Officers who entered burning flat nominated for bravery award

Police officers who risked their own safety trying to find a knife attacker in a burning flat and rescuing his neighbours have been nominated for a national bravery award.

Officers from neighbouring Gwent and South Wales forces worked together to track down a man with paranoid schizophrenia suspected of stabbing his father with a kitchen knife.

South Wales Police firearms officers PC Luke Francis and PC James Ruise went to the suspect’s home in Nelson, Caerphilly.

They were observing the property while other firearms units came to support and saw smoke coming from an upstairs window.



Worried for the safety of anyone inside the officers, now accompanied by an anonymous officer from Gwent Police, entered the upstairs flat.
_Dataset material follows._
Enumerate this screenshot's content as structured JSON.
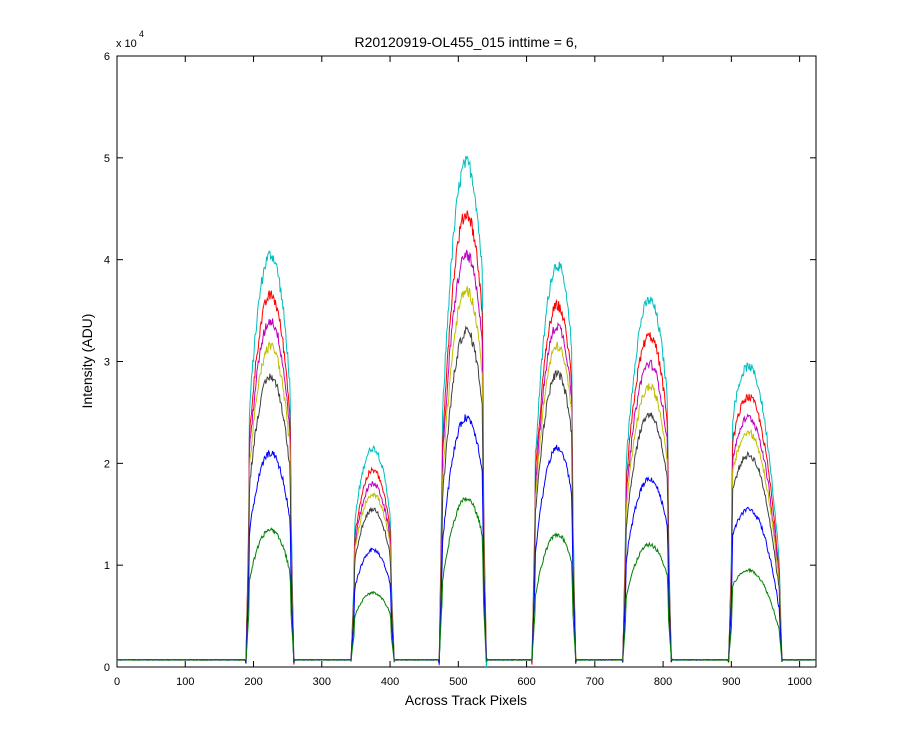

It was heavily engulfed in flames and thick smoke from a burning mattress in the bedroom.

The three officers made a number of attempts to enter the bedrooms to check if anyone was trapped, but were fought back by the increasing intensity of the flames and dense smoke.

Fire extinguisher

The officers tried to control the blaze using fire extinguishers but eventually had to withdraw from the property.

The citation for the Police Federation of England and Wales (PFEW) Bravery Award nomination, said: “In total, the officers were in the burning flat for a total of eight minutes, improvising search tactics – sometimes on hands and knees – while simultaneously keeping a firearm pointed at the possible location of an armed subject.”

Meanwhile, due to the threat of the fire spreading, Sergeant Geraint Hopkins and PC Ashley Joseph, of Gwent Police, carried out searches of adjacent properties and evacuated two people and a dog.

The nomination citation continued: “After around an hour of firefighting the flames, a compromise tactical plan was created which resulted in Sergeant Hopkins, PC Joseph, PC Ruijs and PC Francis entering the property with partial respirators, supplied by the fire service.


“The search was particularly dangerous due to the ongoing threat, smoke and a degrading structure with a possibility of collapse. On three occasions the officers were held back due to the flames re-igniting within the property.”

At the same time, work by the Force control room and a negotiator had resulted in a phone call with the suspect, who was nearby and hiding.

The suspect agreed to give himself up and was arrested for grievous bodily harm and arson with intent to endanger life.

The five officers have all been nominated for a PFEW Bravery Award.

Their citation said: “The officers on this occasion demonstrated the utmost bravery showing unbelievable courage and the highest levels of public service putting their lives before that of another.”

Lives at risk

Vice-chair of South Wales Police Federation Phil Walker said: “Every day, police officers put their lives on the line to protect members of the public. This is, without a doubt, an example of that. 

“Each of the officers nominated demonstrated undeniable bravery and courage, on so many levels, that day. All of them put their own safety at risk to save the lives of others. 

“We are very proud of our nominations, and with them every success at this year’s ceremony.”

The event, which is held annually by the Police Federation of England and Wales, will take place on 11 July in London.